Voting Rights Act provisions hurt Democrats

Jim Wooten reports:
"The Supreme Court ruled in 1966 that Section 5 of the Voting Rights Act — which requires stringent federal oversight of election law in several states, mainly in the Deep South — was constitutional only because it was narrowly tailored and 'temporary.' We're already well past 'temporary' at 41 years and cruising toward eternity by tacking on another 25 years of keeping Georgia in the penalty box,"

The states covered by Section 5 were determined by minority registration and turnout in the 1964, 1968 and 1972 elections, he notes. "The renewal gives no consideration to changes in voter equality since 1972."

Research by University of Georgia professor Charles S. Bullock III, the distinguished Richard B. Russell professor of political science, and University of Oklahoma professor Ronald Keith Gaddie documents the remarkable change that has occurred in Georgia over the life of the Voting Rights Act.

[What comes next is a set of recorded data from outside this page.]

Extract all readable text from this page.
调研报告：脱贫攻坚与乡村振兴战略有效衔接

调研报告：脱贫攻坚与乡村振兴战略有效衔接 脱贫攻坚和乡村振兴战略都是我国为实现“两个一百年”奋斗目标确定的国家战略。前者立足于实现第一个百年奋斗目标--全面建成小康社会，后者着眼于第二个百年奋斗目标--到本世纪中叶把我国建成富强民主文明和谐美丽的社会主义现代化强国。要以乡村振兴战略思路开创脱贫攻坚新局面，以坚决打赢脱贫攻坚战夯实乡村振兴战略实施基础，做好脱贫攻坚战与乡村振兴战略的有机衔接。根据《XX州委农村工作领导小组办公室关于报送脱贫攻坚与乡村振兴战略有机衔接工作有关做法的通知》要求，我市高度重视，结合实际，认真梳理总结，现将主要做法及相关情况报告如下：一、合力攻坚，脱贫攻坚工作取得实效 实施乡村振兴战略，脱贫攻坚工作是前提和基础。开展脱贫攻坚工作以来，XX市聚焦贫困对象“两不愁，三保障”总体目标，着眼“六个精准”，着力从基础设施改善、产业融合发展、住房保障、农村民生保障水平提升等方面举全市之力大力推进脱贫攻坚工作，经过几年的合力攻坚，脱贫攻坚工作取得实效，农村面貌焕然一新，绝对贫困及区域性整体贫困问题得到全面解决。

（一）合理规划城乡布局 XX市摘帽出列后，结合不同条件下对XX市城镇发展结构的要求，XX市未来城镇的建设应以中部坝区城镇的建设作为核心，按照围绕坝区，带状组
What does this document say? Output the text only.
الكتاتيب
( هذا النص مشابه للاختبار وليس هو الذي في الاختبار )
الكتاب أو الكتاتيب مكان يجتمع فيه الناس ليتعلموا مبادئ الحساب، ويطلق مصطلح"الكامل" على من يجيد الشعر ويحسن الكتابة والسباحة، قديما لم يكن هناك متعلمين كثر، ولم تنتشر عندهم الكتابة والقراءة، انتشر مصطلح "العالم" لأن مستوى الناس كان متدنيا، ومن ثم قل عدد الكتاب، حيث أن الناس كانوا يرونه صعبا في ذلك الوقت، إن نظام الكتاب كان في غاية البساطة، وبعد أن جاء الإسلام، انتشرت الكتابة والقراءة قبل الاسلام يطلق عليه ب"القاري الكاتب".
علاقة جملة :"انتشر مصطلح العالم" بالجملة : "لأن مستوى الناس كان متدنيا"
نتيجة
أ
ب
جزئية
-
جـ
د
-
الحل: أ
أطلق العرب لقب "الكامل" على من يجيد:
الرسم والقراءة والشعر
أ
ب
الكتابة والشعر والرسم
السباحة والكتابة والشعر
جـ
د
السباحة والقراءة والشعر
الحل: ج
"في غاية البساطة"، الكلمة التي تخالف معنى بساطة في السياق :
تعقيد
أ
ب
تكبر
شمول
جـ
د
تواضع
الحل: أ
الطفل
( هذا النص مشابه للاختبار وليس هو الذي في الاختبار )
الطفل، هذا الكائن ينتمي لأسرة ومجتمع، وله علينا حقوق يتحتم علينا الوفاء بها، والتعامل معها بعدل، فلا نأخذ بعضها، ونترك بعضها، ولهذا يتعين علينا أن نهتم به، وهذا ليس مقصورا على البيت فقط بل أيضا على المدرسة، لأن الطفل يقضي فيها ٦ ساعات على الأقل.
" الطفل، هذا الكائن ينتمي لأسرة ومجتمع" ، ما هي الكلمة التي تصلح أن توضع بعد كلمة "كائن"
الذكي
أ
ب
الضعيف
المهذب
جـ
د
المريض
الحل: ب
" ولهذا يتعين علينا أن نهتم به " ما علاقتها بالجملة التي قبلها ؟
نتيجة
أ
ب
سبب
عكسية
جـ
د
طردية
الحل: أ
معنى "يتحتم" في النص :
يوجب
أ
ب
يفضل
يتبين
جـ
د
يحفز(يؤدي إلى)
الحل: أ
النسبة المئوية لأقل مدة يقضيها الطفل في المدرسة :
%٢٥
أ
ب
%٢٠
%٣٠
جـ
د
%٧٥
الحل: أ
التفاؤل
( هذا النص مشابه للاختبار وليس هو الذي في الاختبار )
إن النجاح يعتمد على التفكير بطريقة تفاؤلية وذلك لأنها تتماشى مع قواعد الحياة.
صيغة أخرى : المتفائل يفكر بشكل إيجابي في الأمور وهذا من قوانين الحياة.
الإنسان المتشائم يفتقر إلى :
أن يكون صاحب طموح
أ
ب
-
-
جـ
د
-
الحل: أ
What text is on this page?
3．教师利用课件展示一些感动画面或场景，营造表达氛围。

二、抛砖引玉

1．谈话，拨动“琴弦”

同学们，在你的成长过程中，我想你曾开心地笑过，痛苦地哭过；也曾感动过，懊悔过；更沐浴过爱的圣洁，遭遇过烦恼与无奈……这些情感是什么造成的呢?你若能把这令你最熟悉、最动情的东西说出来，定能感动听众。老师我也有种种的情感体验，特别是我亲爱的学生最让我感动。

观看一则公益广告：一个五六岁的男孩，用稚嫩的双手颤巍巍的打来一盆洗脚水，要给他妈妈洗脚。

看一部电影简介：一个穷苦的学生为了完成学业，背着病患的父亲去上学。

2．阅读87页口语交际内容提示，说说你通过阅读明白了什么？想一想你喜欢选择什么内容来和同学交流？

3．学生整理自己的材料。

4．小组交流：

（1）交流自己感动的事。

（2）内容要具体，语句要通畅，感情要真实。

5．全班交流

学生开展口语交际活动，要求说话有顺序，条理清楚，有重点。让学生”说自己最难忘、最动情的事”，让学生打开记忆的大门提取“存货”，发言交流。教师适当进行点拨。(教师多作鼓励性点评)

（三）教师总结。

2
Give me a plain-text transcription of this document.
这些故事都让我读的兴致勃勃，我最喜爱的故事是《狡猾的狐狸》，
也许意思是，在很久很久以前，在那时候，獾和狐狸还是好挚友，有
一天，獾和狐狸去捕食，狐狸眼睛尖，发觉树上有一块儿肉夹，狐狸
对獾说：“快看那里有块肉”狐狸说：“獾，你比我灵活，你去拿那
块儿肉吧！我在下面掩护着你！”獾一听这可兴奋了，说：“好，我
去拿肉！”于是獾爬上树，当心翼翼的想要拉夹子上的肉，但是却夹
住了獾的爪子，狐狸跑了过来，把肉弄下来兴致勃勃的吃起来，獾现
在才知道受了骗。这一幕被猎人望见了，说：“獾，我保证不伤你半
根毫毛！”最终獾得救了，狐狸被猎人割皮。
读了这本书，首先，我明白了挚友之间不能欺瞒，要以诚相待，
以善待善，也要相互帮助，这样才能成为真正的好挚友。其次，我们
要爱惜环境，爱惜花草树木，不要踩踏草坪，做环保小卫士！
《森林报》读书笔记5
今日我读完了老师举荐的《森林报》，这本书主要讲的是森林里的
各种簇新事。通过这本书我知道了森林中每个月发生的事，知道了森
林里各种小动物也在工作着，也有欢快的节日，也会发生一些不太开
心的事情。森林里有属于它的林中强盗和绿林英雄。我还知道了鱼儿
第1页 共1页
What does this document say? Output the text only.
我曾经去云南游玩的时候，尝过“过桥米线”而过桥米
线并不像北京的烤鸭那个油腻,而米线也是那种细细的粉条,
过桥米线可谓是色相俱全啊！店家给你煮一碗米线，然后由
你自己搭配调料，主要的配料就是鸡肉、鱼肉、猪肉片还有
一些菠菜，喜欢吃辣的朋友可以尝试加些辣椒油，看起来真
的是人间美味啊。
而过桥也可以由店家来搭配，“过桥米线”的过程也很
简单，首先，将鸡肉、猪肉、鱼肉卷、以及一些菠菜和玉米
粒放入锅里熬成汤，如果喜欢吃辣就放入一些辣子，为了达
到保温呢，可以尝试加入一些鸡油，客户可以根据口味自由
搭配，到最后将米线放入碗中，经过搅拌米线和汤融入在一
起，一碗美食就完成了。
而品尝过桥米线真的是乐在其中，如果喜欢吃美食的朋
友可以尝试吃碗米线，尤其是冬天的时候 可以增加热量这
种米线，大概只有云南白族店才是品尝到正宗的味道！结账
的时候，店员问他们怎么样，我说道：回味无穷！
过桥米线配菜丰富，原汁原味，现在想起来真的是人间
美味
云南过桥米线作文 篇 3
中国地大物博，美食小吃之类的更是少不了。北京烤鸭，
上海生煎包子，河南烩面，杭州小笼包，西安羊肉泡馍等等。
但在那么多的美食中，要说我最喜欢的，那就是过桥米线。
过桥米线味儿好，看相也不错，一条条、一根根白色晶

Just before the act's passage, 27.4 percent of nonwhites were registered, compared to 62.6 percent of whites. By 1994, "a larger percentage of blacks (57.6 percent) than whites (55) reported being registered," they write. In the 2000 and 2004 presidential-year elections, the percentage of black turnout was higher than white.

Section 5 will be renewed and applied to a world that existed decades ago, rather than to elections held in 2004, as Westmoreland argues, because politicians in both parties see advantage. As much as anything the national Democratic Party has done to lose the South by positions it takes and candidates it nominates, preclearance has helped destroy any competitive two-party system in Georgia.

By ensuring that black Democrats have safe districts, the Voting Rights Act guarantees that a dominant segment of the Democratic Party will be far more liberal than most Georgians. Liberals, black or white, can't get elected statewide in Georgia.
Politics isn't about justice or fairness.It's ironic though because the Democrats have dug its own grave on things like this.